WEB-EXCLUSIVE INTERVIEW: ROB ZOMBIE, ON REVISITING WHITE ZOMBIE FOR THE NEW BOX SET AND LOOKING AHEAD TO THE FUTURE
White Zombie, circa 1995Somewhere in storage, Rob Zombie has a couple hundred copies of Gods on Voodoo Mountain, the 1985 debut release from groove-metal heroes White Zombie. “I don’t know what to do with it all anymore,” he says, pausing. “I’ll just make Frisbees, I guess.” He then bursts into laughter. Over two decades since recording Voodoo Mountain—when White Zombie was a New York post-punk band—Zombie hardly even has time to ponder what the past means. Having transformed White Zombie, which also featured guitarist Jay Yuenger, bassist Sean Yseult, and a rotating cast of drummers, into a ’90s metal powerhouse, then gone solo before bringing his artistic eye to Hollywood, the man born Rob Cummings is now infinitely busier than when he was chasing gigs for his band of misfits on New York’s Lower East Side. That’s why we should be grateful to him for taking the time to meticulously compile Let Sleeping Corpses Lie (Geffen-UMe), a chronological four-CD/one-DVD box set that features every note the band ever recorded. Revolver is even more grateful that Zombie afforded us a few minutes of his time for us to make him look back.

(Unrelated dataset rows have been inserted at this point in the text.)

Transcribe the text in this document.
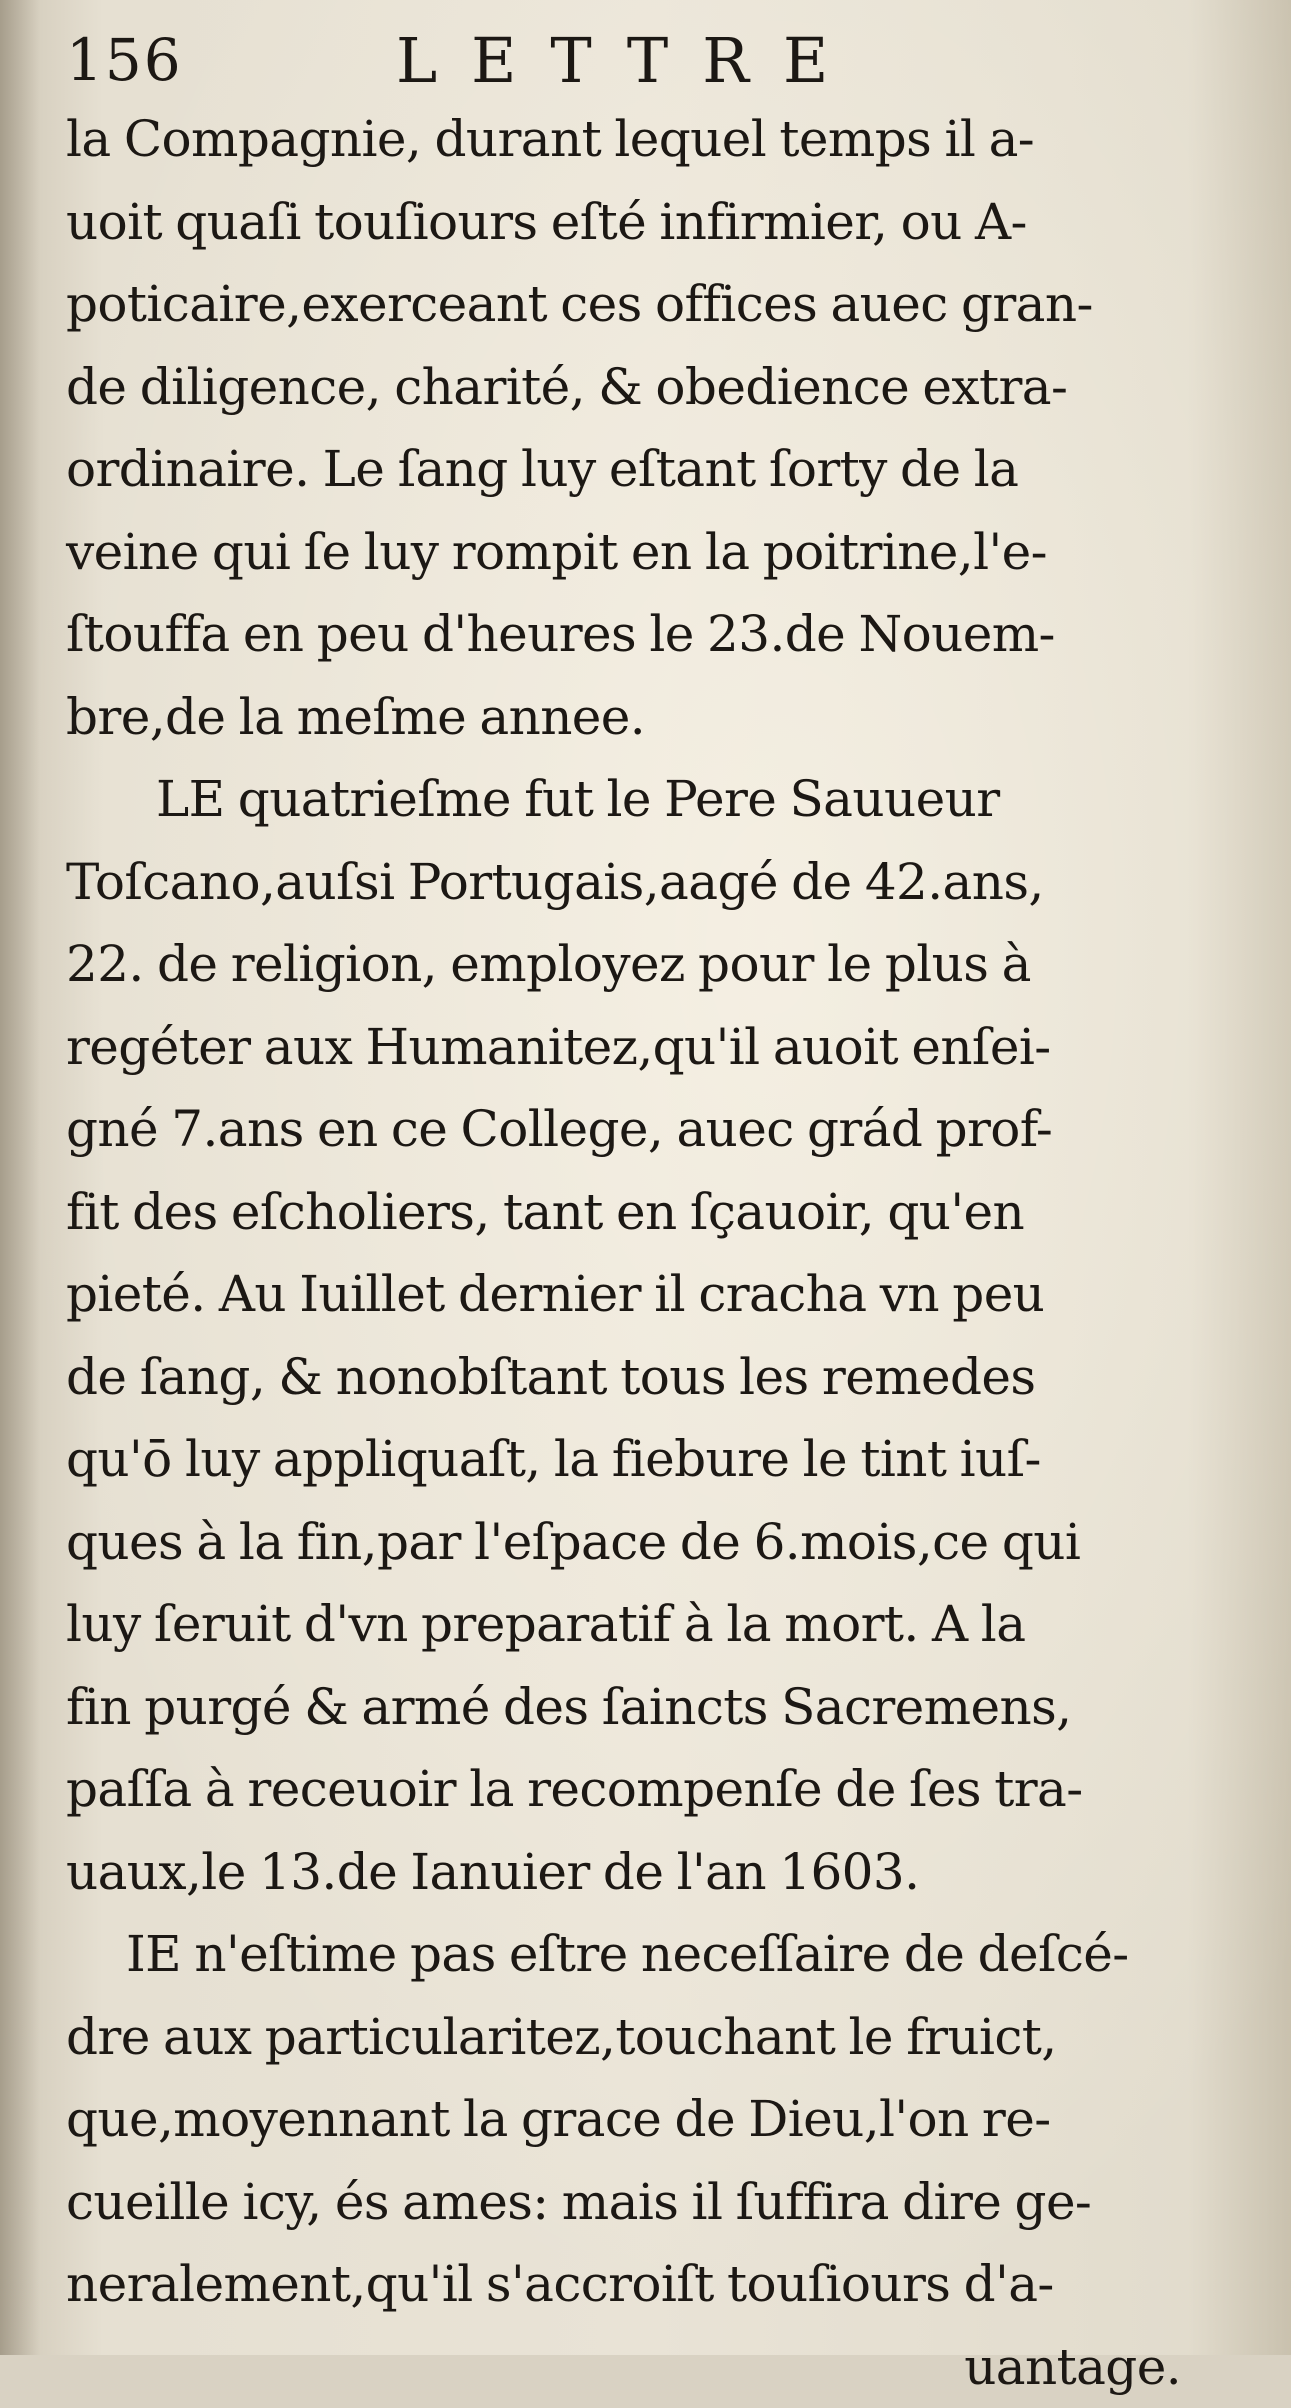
156	LETTRE
la Compagnie, durant lequel temps il a-
uoit quaſi touſiours eſté infirmier, ou A-
poticaire,exerceant ces offices auec gran-
de diligence, charité, & obedience extra-
ordinaire. Le ſang luy eſtant ſorty de la
veine qui ſe luy rompit en la poitrine,l'e-
ſtouffa en peu d'heures le 23.de Nouem-
bre,de la meſme annee.
LE quatrieſme fut le Pere Sauueur
Toſcano,auſsi Portugais,aagé de 42.ans,
22. de religion, employez pour le plus à
regéter aux Humanitez,qu'il auoit enſei-
gné 7.ans en ce College, auec grád prof-
fit des eſcholiers, tant en ſçauoir, qu'en
pieté. Au Iuillet dernier il cracha vn peu
de ſang, & nonobſtant tous les remedes
qu'ō luy appliquaſt, la fiebure le tint iuſ-
ques à la fin,par l'eſpace de 6.mois,ce qui
luy ſeruit d'vn preparatif à la mort. A la
fin purgé & armé des ſaincts Sacremens,
paſſa à receuoir la recompenſe de ſes tra-
uaux,le 13.de Ianuier de l'an 1603.
IE n'eſtime pas eſtre neceſſaire de deſcé-
dre aux particularitez,touchant le fruict,
que,moyennant la grace de Dieu,l'on re-
cueille icy, és ames: mais il ſuffira dire ge-
neralement,qu'il s'accroiſt touſiours d'a-
uantage.
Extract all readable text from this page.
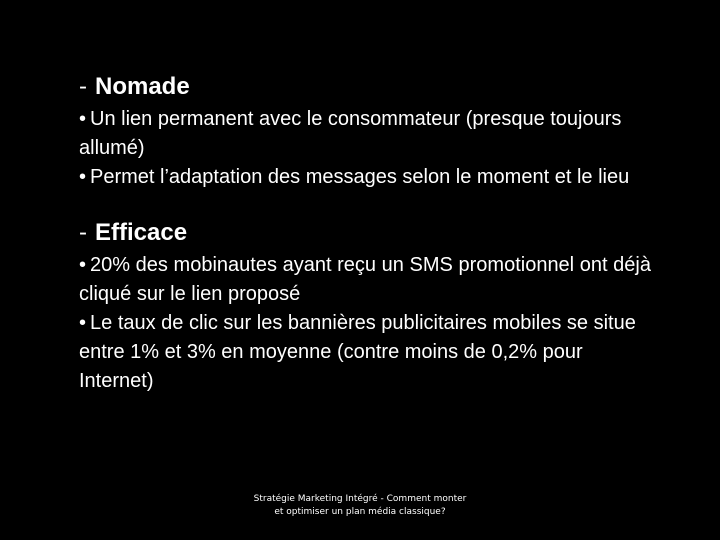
- Nomade

• Un lien permanent avec le consommateur (presque toujours allumé)

• Permet l’adaptation des messages selon le moment et le lieu

- Efficace

• 20% des mobinautes ayant reçu un SMS promotionnel ont déjà cliqué sur le lien proposé

• Le taux de clic sur les bannières publicitaires mobiles se situe entre 1% et 3% en moyenne (contre moins de 0,2% pour Internet)

Stratégie Marketing Intégré - Comment monter et optimiser un plan média classique?
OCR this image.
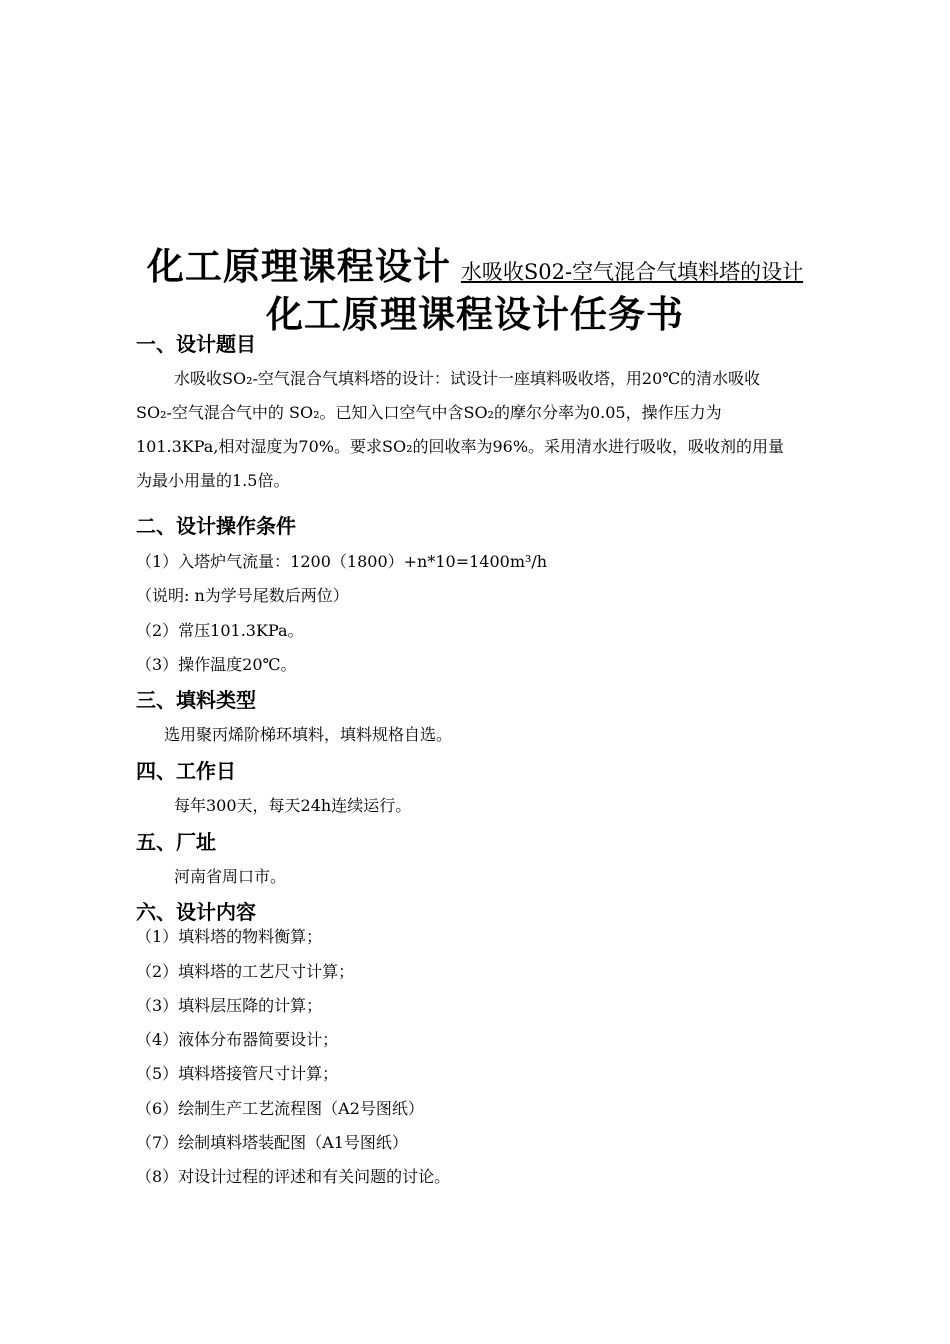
化工原理课程设计 水吸收S02-空气混合气填料塔的设计
化工原理课程设计任务书
一、设计题目
水吸收SO₂-空气混合气填料塔的设计：试设计一座填料吸收塔，用20℃的清水吸收
SO₂-空气混合气中的 SO₂。已知入口空气中含SO₂的摩尔分率为0.05，操作压力为
101.3KPa,相对湿度为70%。要求SO₂的回收率为96%。采用清水进行吸收，吸收剂的用量
为最小用量的1.5倍。
二、设计操作条件
（1）入塔炉气流量：1200（1800）+n*10=1400m³/h
（说明: n为学号尾数后两位）
（2）常压101.3KPa。
（3）操作温度20℃。
三、填料类型
选用聚丙烯阶梯环填料，填料规格自选。
四、工作日
每年300天，每天24h连续运行。
五、厂址
河南省周口市。
六、设计内容
（1）填料塔的物料衡算；
（2）填料塔的工艺尺寸计算；
（3）填料层压降的计算；
（4）液体分布器简要设计；
（5）填料塔接管尺寸计算；
（6）绘制生产工艺流程图（A2号图纸）
（7）绘制填料塔装配图（A1号图纸）
（8）对设计过程的评述和有关问题的讨论。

REVOLVER When you went back and listened to the early stuff again, what came to mind?
ROB ZOMBIE It’s funny. I haven’t listened to a lot of it since recording it because, going back, whenever we were making those records, I’d finish recording and just feel disappointed. I mean, we were also recording these albums for, like, 60 dollars, so I don’t know what else I was supposed to feel. So, I’d listen to them, think, Eh, and then never listen to them again, ever. So listening to a lot of those songs which I haven’t heard in, like, 20 years, all I thought was, Huh, this sounds weird. What were we thinking?
But you probably played those songs a lot. Listening to the demos, were you unhappy with the songs or the recording?
I don’t even remember. In the early days of starting a band, you’re just striving for something that you can’t even achieve yet. Sonically, songwriting-wise, everything was coming up short. A lot of those songs we barely played. Back then, it was hard to get gigs, so we didn’t get to play as much as we should, so… It seems like forever ago. Even putting that together, it seemed like I was putting together a box set of someone else’s life.
You were living on New York’s Lower East Side. Was it hard to get gigs?
I guess, yeah. It was New York, 1985. There was CBGBs, which was always there, but most of the clubs would open, then close. We’d play there once, and then it’d be gone. And CBGBs, it wasn’t like they’d just let anyone play. You’d have to go to their audition night, and then beg someone to give you a gig. It was difficult.